Countering Assaults in Federated Learning

Federated Learning (FL) refers to the method used to train AI models. Rather than sending all sensitive data to a central server, FL keeps data localized and only shares updates for the models. This approach enhances privacy and allows AI to operate closer to where the data is generated.

That said, the distribution of computation and data across multiple devices introduces new security vulnerabilities. Malicious actors can infiltrate the training process and subtly manipulate it, resulting in reduced accuracy, biased outcomes, or the introduction of hidden backdoors in the model.

In this initiative, we aimed to explore how to detect and counter such attacks in FL. To achieve this, we developed a multi-node simulator that allows researchers and industry professionals to replicate attacks and assess defenses more effectively.

Importance of This Research

  • An Everyday Example: Imagine a communal recipe book where chefs from various restaurants contribute. Each chef tweaks a few recipes based on their expertise. A dishonest chef might intentionally insert incorrect ingredients to ruin a dish or subtly add a secret flavor only they can rectify. Without careful scrutiny of the recipes, diners in all restaurants could end up with compromised meals.
  • A Technical Illustration: This parallels how data poisoning (manipulating training examples) and model poisoning (altering weight updates) manifest in FL. Such attacks are particularly harmful when the federation is characterized by non-IID data distributions, unbalanced data partitions, or late-joining clients. Current defenses such as Multi KRUM, Trimmed Mean, and Divide and Conquer may still fall short in certain contexts.

Creating the Multi-Node FL Attack Simulator

To assess the resilience of federated learning against real-world threats, we constructed a multi-node attack simulator based on the Scaleout Systems FEDn framework.

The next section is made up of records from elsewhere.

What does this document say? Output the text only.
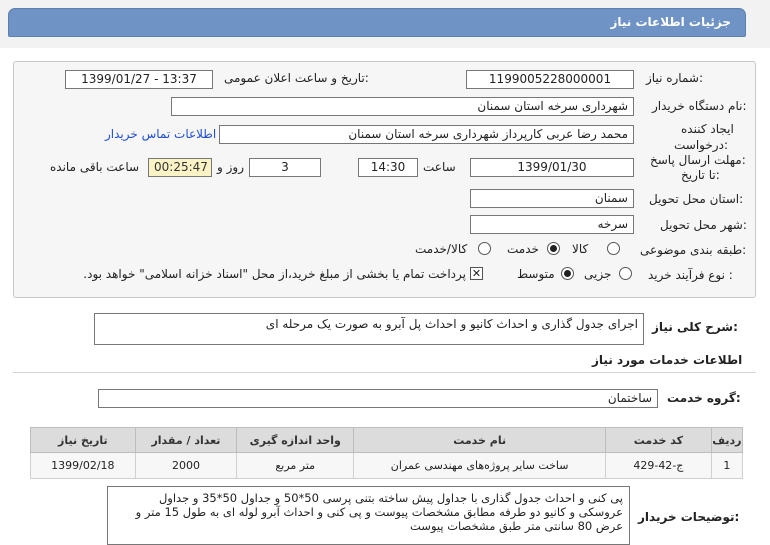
جزئیات اطلاعات نیاز
شماره نیاز:
1199005228000001
تاریخ و ساعت اعلان عمومی:
1399/01/27 - 13:37
نام دستگاه خریدار:
شهرداری سرخه استان سمنان
ایجاد کننده
درخواست:
محمد رضا عربی کارپرداز شهرداری سرخه استان سمنان
اطلاعات تماس خریدار
مهلت ارسال پاسخ:
تا تاریخ:
1399/01/30
ساعت
14:30
3
روز و
00:25:47
ساعت باقی مانده
استان محل تحویل:
سمنان
شهر محل تحویل:
سرخه
طبقه بندی موضوعی:
کالا
خدمت
کالا/خدمت
نوع فرآیند خرید :
جزیی
متوسط
✕
پرداخت تمام یا بخشی از مبلغ خرید،از محل "اسناد خزانه اسلامی" خواهد بود.
شرح کلی نیاز:
اجرای جدول گذاری و احداث کانیو و احداث پل آبرو به صورت یک مرحله ای
اطلاعات خدمات مورد نیاز
گروه خدمت:
ساختمان
ردیف	کد خدمت	نام خدمت	واحد اندازه گیری	تعداد / مقدار	تاریخ نیاز
1	ج-42-429	ساخت سایر پروژه‌های مهندسی عمران	متر مربع	2000	1399/02/18
توضیحات خریدار:
پی کنی و احداث جدول گذاری با جداول پیش ساخته بتنی پرسی 50*50 و جداول 50*35 و جداول عروسکی و کانیو دو طرفه مطابق مشخصات پیوست و پی کنی و احداث آبرو لوله ای به طول 15 متر و عرض 80 سانتی متر طبق مشخصات پیوست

This simulator allows for the reproduction of attacks, testing of defenses, and scaling of experiments with hundreds or thousands of clients in a controlled setting.

Key Features:

  • Adaptable Deployment: Executes distributed FL jobs using Kubernetes, Helm, and Docker.
  • Realistic Data Environments: Supports IID/non-IID label distributions, unbalanced data partitions, and late-joining clients.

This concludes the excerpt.